The public playgrounds, bathing beach, and other out-of-doors places of amusement were temporarily left open with the belief that sunlight would kill the germ quicker than anything else. These places, however, within days were also closed. The names of people who were found to be infected were listed in the Telegraph Herald along with their addresses.

To enforce the quarantine, policemen were stationed at every railroad depot and would not allow any child under the age of sixteen to board outgoing trains. State health officials stated that if city and state officials were unable to enforce the order, the national health commissioners in Washington, D.C. would be called to assist.

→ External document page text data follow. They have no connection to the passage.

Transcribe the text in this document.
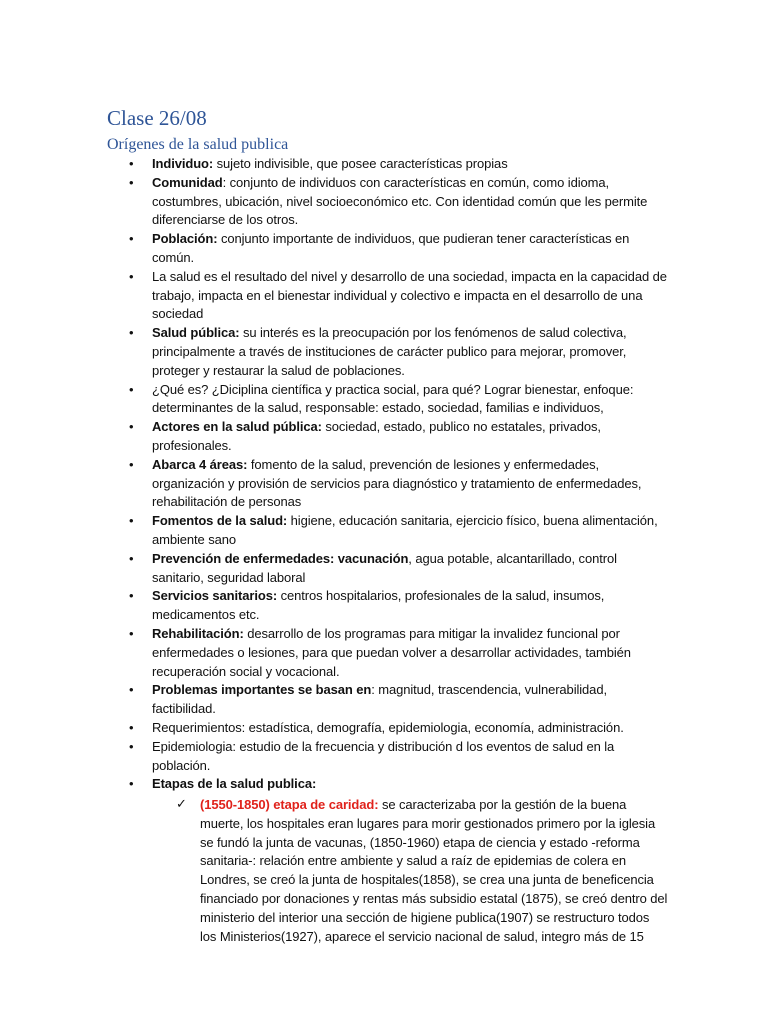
Clase 26/08
Orígenes de la salud publica
• Individuo: sujeto indivisible, que posee características propias
• Comunidad: conjunto de individuos con características en común, como idioma, costumbres, ubicación, nivel socioeconómico etc. Con identidad común que les permite diferenciarse de los otros.
• Población: conjunto importante de individuos, que pudieran tener características en común.
• La salud es el resultado del nivel y desarrollo de una sociedad, impacta en la capacidad de trabajo, impacta en el bienestar individual y colectivo e impacta en el desarrollo de una sociedad
• Salud pública: su interés es la preocupación por los fenómenos de salud colectiva, principalmente a través de instituciones de carácter publico para mejorar, promover, proteger y restaurar la salud de poblaciones.
• ¿Qué es? ¿Diciplina científica y practica social, para qué? Lograr bienestar, enfoque: determinantes de la salud, responsable: estado, sociedad, familias e individuos,
• Actores en la salud pública: sociedad, estado, publico no estatales, privados, profesionales.
• Abarca 4 áreas: fomento de la salud, prevención de lesiones y enfermedades, organización y provisión de servicios para diagnóstico y tratamiento de enfermedades, rehabilitación de personas
• Fomentos de la salud: higiene, educación sanitaria, ejercicio físico, buena alimentación, ambiente sano
• Prevención de enfermedades: vacunación, agua potable, alcantarillado, control sanitario, seguridad laboral
• Servicios sanitarios: centros hospitalarios, profesionales de la salud, insumos, medicamentos etc.
• Rehabilitación: desarrollo de los programas para mitigar la invalidez funcional por enfermedades o lesiones, para que puedan volver a desarrollar actividades, también recuperación social y vocacional.
• Problemas importantes se basan en: magnitud, trascendencia, vulnerabilidad, factibilidad.
• Requerimientos: estadística, demografía, epidemiologia, economía, administración.
• Epidemiologia: estudio de la frecuencia y distribución d los eventos de salud en la población.
• Etapas de la salud publica:
✓ (1550-1850) etapa de caridad: se caracterizaba por la gestión de la buena muerte, los hospitales eran lugares para morir gestionados primero por la iglesia se fundó la junta de vacunas, (1850-1960) etapa de ciencia y estado -reforma sanitaria-: relación entre ambiente y salud a raíz de epidemias de colera en Londres, se creó la junta de hospitales(1858), se crea una junta de beneficencia financiado por donaciones y rentas más subsidio estatal (1875), se creó dentro del ministerio del interior una sección de higiene publica(1907) se restructuro todos los Ministerios(1927), aparece el servicio nacional de salud, integro más de 15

One of the questions raised was how to handle children who were visiting relatives in the city when the quarantine was placed into effect. The answer came from Dr. G.H. Summer, secretary of the state board of health:

           M.H. Czizek, City Attorney
           Dubuque, Iowa
           "Hold all children for ten days. Children must then have
           certificates from the health officer of Dubuque showing
           no symptoms of sickness of any kind before leaving. Children
           over sixteen may be permitted to leave now if in perfect
           state of health.
               (Signed)         G.H. Summer

Quarantine called for strict precautions toward those affected. The state board required the doctors to report new cases immediately to the local board of health which in turn reported to the state department of health. All persons diagnosed were quarantined for at least six weeks after the beginning of the disease. A thorough disinfection of all infected premises had to be made after the end of the quarantine. Since infectious material was found in the secretions of the nose and mouth of infected people, precautions included sprays and gargles of perhydrol (Merck's) containing 1% hydrogen peroxide. All discharges were to be disinfected with the use of chloride of mercury, carbolic acid, and fresh chloride of lime.

The dramatic increase in polio cases and frequent epidemics became regular events, primarily in cities during the summer months. These epidemics— which left thousands of children and adults paralyzed--resulted in the "Great Race" towards the development of a vaccine. The polio vaccines developed by Jonas Salk in 1952 and Albert Sabin in 1962 are credited with reducing the global number of polio cases per year from many hundreds of thousands to around a thousand. Enhanced vaccination efforts led by the World Health Organization, UNICEF and Rotary International could result in global eradication of the disease.